Fears of an AI Bubble Seem Overhyped: A Rebuttal to the Goldman and Sequoia Reports
๐ Abstract
The article discusses the skepticism expressed by Goldman Sachs and Sequoia about the AI-fueled rally for markets and the economy. It analyzes the key points made in their reports, including:
- Generative AI has more use cases around automation and cost reduction than revenue generation
- Efficiency gains from AI will be competed away over time, benefiting consumers rather than companies
- Much of today's AI revenue is not yet sustainable due to various adoption challenges
- Many AI businesses lack defensibility, and AGI is overhyped
The article then presents the author's perspective, which aligns with some of the points made in the reports, but also identifies areas where the author disagrees or sees additional nuance:
- Viable AI use cases are real and near-term, with rapid technology improvements
- Efficiency gains can still benefit incumbents with strong moats
- New AI infrastructure and component companies can benefit
- Consumers will accrue most of the gains, benefiting a wide range of companies
Overall, the article suggests that the economic impact of AI may be primarily about efficiency gains, but the gains to the economy, consumers, investors, and builders will be significant, even if the majority of the returns do not go to the industries where AI has the biggest impact.
๐ Q&A
[01] Skepticism about AI-fueled rally
1. What are the key points made by Goldman Sachs and Sequoia in their reports about the AI-fueled rally?
- Generative AI is overhyped as a driver of market returns because:
- The technology is only being used for efficiency gains, not driving new revenue streams
- The costs and quality of AI technology aren't improving fast enough to drive widespread adoption
- Many of the AI businesses emerging don't have great defensibility, and as a result won't be able to build incredibly valuable new companies
- AGI is overhyped, and there is little evidence that we're heading towards a world where AI accelerates this much
2. What does the author agree with in the logic of these reports? The author agrees with the following points made in the reports:
- Generative AI has more use cases around automation and cost reduction than use cases that generate revenue
- The profit improvements from many cost-reduction initiatives will be competed away over time
- Much of today's AI revenue isn't yet sustainable due to various adoption challenges
3. What does the author think was missing in the logic of these reports? The author believes the reports missed the following points:
- Viable AI use cases are real and near-term, with rapid technology improvements
- A small change in accuracy or cost can push many automation use cases into feasibility
- Efficiency gains can still benefit incumbents with strong moats, and distribution channels will become more valuable
- New AI infrastructure and component companies can benefit
- Consumers will accrue most of the gains, benefiting a wide range of companies
[02] Author's perspective on the economic impact of AI
1. What is the author's base case on the impact of AI on American productivity in the next decade? The author's base case is that there will be a 2-5x surge in American productivity in the next decade as a result of AI, and that we are in the early stages of a sustained shift in markets.

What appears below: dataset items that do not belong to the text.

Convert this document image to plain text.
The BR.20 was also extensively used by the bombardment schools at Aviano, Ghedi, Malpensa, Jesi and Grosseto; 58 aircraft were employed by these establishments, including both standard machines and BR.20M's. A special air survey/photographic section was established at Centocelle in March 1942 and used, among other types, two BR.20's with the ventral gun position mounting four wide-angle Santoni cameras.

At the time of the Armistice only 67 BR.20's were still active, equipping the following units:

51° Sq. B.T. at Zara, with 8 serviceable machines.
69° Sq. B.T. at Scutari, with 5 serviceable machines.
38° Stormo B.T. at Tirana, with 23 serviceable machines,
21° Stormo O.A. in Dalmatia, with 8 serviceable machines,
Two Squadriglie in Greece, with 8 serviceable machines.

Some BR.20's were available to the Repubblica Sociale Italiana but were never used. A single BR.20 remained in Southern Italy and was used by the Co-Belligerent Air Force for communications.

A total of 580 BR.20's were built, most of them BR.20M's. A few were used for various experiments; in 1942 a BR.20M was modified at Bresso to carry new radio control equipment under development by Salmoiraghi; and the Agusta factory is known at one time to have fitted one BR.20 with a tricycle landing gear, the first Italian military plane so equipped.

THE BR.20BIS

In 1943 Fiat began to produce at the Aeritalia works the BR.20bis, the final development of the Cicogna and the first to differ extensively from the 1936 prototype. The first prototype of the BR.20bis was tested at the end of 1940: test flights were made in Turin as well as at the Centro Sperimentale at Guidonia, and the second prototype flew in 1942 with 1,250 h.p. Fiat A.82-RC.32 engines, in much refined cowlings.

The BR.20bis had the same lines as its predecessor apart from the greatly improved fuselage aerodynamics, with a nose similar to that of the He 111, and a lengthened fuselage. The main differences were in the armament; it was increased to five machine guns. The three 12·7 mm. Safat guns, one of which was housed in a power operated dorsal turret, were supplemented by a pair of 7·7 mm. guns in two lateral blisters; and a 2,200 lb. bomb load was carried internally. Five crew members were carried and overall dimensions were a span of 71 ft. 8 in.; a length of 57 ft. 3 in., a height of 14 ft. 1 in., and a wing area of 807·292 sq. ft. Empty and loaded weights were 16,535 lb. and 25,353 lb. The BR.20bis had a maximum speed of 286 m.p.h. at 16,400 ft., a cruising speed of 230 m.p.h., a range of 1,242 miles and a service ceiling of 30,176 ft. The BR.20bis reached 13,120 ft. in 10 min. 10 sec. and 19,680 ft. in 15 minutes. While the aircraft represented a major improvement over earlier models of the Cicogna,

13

2. How does the author explain the potential beneficiaries of the economic gains from AI, even if it doesn't create new revenue streams for incumbents? According to the author, the beneficiaries would be:
- Consumers, who will reap most of the gains and spend more on a variety of non-AI products
- Incumbents with good moats, who will be able to keep some of the efficiency gains
- Companies that adopt AI ahead of the market, which may be able to use the transition period to deepen their moats
- New infrastructural components for AI use cases
- Investors that systematically back the companies in the second and third categories
3. Why does the author believe there is still an under-appreciation in markets of the long-term impact of AI? The author believes that even though AI's economic impact may just be about efficiency gains, and even though the majority of the returns might not go to the industries where AI has the biggest impact, the gains to the economy, consumers, investors, and builders will be very real.